Nonetheless, the administration has claimed some success in weakening al-Qaeda. Senior officials say that a comprehensive review of the US military action in Afghanistan has concluded, in the words of one of them, that in the pursuit of al-Qaeda members, "we've probably gotten about a third of the core leadership," a group the White House now defines as totaling between 20 and 25 key terrorists.

The administration released the names of six leaders they believe are dead, some of whom have previously been reported killed.

The search for bin Laden has been frustrated from the start by intelligence and tips that officials say are flawed, and in some cases, intentionally misleading, and they caution that the latest hints about bin Laden could also prove fruitless.

The senior administration official who described the new evidence said it was "very fragile information" that could be jeopardized if further details were disclosed.

"We are quite certain he is alive and we think he is somewhere between Afghanistan and Pakistan," the senior administration official said.

"It may be that he moves back and forth between the two."

Other officials said that the area was in southeastern Afghanistan and adjacent tribal areas of Pakistan that are traditionally Islamic strongholds suspicious of outside interference.

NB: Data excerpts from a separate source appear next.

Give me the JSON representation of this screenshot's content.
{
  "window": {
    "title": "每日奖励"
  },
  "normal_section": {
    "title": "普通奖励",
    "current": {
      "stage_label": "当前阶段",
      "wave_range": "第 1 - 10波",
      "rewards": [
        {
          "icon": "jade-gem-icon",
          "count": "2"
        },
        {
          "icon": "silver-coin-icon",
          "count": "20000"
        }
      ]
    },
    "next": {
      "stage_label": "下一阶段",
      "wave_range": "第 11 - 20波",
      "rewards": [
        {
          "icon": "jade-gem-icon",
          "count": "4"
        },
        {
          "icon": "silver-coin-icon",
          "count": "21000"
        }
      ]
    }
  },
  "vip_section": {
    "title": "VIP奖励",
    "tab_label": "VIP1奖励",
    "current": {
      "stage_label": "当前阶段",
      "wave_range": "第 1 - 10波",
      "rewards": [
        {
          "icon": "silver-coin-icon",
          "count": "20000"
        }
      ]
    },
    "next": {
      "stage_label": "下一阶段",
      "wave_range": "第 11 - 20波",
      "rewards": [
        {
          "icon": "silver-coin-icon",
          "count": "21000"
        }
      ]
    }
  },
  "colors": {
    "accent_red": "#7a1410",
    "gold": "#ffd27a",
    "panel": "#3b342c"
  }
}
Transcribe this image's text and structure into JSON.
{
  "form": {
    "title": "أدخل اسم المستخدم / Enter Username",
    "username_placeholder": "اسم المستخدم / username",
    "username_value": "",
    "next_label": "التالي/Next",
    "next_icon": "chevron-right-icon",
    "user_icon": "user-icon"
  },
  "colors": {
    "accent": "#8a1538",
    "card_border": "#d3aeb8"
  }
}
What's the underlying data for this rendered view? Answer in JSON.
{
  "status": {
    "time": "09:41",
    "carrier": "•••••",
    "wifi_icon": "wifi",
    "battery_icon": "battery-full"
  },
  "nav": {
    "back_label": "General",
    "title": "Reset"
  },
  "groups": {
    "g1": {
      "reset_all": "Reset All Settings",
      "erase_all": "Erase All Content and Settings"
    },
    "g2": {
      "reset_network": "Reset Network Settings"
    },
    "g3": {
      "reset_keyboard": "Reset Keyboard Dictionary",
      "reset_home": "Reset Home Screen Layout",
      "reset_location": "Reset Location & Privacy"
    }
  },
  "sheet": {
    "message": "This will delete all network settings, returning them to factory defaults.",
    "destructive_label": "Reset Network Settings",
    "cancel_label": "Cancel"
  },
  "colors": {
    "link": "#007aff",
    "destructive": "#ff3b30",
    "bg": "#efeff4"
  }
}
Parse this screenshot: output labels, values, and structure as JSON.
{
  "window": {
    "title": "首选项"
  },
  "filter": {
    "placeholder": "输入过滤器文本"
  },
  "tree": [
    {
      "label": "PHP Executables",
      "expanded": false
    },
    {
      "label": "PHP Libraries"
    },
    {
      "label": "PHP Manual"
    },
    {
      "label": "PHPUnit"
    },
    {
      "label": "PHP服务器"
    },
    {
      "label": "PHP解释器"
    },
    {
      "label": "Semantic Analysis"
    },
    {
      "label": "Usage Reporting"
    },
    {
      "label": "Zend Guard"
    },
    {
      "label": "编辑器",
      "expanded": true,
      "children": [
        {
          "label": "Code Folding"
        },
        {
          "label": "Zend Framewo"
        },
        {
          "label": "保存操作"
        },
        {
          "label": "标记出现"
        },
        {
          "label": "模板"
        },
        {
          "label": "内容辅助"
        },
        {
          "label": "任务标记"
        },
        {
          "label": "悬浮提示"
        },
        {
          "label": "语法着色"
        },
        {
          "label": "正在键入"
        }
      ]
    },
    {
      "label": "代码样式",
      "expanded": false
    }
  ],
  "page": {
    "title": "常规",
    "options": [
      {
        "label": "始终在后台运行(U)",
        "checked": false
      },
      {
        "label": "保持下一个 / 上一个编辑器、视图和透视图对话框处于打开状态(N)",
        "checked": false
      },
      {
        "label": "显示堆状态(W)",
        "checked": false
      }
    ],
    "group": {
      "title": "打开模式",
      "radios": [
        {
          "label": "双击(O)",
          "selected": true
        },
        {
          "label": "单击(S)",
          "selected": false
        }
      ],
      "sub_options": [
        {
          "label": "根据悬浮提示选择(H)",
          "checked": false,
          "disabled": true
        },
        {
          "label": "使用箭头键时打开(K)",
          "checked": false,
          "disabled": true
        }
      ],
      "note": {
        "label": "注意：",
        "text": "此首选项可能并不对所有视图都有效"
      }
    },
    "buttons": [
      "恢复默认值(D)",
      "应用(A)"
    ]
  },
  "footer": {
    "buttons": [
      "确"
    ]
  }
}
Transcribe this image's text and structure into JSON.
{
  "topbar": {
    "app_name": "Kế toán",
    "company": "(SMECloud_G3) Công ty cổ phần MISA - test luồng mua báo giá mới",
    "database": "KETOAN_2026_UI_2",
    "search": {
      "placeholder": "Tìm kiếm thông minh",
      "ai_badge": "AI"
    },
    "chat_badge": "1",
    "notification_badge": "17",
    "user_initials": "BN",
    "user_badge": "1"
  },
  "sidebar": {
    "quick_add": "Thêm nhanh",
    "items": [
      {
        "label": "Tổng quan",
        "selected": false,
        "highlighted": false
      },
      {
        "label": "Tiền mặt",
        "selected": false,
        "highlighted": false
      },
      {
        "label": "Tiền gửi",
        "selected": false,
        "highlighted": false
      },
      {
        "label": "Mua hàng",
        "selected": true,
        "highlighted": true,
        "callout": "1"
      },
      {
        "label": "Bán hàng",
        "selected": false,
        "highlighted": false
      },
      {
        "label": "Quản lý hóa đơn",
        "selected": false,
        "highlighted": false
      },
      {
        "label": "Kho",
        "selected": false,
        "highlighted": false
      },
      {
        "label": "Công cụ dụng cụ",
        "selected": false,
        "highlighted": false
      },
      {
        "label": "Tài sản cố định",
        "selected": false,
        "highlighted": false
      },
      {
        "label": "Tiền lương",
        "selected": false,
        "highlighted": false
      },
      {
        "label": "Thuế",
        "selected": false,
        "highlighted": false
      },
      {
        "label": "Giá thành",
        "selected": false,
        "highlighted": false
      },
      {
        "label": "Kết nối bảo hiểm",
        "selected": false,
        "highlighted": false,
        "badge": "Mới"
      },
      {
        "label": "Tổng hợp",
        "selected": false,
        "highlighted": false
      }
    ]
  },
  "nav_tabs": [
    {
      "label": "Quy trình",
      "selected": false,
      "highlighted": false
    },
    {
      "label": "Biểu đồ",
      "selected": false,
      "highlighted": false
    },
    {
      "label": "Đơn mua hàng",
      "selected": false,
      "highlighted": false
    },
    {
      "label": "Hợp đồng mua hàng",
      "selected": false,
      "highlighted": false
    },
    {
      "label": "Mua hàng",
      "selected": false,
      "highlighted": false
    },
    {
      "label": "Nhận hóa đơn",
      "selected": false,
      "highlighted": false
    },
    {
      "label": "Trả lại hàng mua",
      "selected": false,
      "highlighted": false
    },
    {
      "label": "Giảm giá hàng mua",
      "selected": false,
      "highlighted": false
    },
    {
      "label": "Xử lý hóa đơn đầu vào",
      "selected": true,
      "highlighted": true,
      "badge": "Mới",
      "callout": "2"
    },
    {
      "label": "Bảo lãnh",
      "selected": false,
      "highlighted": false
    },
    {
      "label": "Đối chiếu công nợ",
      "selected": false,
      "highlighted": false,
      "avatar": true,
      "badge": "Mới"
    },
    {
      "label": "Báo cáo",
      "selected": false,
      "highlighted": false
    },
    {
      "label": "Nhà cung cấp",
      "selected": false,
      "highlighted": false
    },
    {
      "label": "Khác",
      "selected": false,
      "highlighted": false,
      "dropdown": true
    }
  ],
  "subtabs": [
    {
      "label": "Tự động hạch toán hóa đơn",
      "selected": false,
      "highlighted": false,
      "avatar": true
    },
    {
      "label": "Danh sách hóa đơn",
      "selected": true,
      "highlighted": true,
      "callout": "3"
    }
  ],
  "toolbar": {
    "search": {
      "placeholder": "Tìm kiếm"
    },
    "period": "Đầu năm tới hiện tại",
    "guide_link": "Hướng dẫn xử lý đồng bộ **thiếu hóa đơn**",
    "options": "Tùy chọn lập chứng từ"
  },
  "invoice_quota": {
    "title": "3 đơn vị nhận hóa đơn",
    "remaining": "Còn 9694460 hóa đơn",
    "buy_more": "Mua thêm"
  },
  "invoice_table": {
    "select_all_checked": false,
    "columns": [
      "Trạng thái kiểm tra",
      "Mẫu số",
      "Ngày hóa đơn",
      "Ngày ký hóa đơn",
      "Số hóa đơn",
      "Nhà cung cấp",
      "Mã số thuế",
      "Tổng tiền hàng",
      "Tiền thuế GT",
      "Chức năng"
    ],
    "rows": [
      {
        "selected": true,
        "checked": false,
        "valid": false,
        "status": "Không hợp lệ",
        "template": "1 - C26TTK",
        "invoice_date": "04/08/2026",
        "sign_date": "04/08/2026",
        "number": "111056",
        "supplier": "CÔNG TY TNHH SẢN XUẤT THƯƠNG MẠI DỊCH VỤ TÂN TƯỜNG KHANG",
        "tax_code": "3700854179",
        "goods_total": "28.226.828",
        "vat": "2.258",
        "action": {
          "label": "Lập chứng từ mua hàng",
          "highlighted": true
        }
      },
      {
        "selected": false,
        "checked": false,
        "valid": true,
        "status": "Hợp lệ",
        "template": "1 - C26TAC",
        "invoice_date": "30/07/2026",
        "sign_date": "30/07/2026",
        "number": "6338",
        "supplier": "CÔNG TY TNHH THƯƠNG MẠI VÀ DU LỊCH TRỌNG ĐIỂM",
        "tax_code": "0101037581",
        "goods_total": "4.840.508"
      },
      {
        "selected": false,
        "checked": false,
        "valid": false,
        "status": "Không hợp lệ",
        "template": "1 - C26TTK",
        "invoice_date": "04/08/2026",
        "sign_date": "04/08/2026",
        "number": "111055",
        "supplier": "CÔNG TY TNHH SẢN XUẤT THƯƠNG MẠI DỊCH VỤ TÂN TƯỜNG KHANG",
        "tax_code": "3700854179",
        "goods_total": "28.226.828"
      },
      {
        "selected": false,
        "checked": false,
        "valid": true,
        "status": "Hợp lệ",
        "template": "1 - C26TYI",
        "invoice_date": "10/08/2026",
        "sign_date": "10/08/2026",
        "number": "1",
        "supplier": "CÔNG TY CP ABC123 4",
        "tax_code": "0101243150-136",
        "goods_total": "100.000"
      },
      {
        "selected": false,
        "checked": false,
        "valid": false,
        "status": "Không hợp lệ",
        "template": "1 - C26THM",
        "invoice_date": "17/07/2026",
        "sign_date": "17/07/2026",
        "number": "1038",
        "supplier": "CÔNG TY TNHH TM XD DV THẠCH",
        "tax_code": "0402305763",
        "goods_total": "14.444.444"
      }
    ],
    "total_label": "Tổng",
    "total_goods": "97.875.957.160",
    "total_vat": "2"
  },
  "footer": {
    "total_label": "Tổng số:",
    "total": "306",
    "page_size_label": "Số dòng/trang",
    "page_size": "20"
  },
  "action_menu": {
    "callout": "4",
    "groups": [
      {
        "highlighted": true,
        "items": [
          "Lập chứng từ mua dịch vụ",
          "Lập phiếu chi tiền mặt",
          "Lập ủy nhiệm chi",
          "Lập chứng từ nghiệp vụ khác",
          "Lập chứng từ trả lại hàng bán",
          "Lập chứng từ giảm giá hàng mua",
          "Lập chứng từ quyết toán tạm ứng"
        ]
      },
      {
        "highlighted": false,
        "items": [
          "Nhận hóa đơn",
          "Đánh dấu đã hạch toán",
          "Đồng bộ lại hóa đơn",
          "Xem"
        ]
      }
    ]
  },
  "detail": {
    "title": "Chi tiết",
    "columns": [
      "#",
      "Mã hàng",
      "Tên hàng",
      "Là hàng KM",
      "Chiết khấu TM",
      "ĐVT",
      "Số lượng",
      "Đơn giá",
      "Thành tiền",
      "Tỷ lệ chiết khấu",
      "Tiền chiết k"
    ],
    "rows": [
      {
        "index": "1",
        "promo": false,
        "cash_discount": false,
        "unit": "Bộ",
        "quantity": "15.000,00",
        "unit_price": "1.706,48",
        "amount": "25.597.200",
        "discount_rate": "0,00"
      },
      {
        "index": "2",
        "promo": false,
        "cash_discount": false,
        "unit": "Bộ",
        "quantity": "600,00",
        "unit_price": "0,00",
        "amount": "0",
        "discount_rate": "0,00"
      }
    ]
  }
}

If the intelligence is reliable, it suggests that bin Laden may still be in the same rugged and inaccessible mountainous regions where US troops have focused their search since late November, when officials seemed confident they would find him. That confidence then evaporated, and as recently as last month officials said they had not had a fix on bin Laden's location since early December, when intelligence agents believed they heard him directing troops over a shortwave radio in the Tora Bora region of Afghanistan.

The US administration's contention that it is making progress in searching for bin Laden and dismantling the al-Qaeda hierarchy is politically important to President Bush and his military team. The elusiveness of the al-Qaeda leader and his lieutenants has gnawed at officials and has cast doubt on their claims of having disrupted the group. Pressure to demonstrate success has grown with new reports from Afghanistan suggesting that the military actions in areas bin Laden may have been living in have caused scores of deaths and injuries among innocent civilians.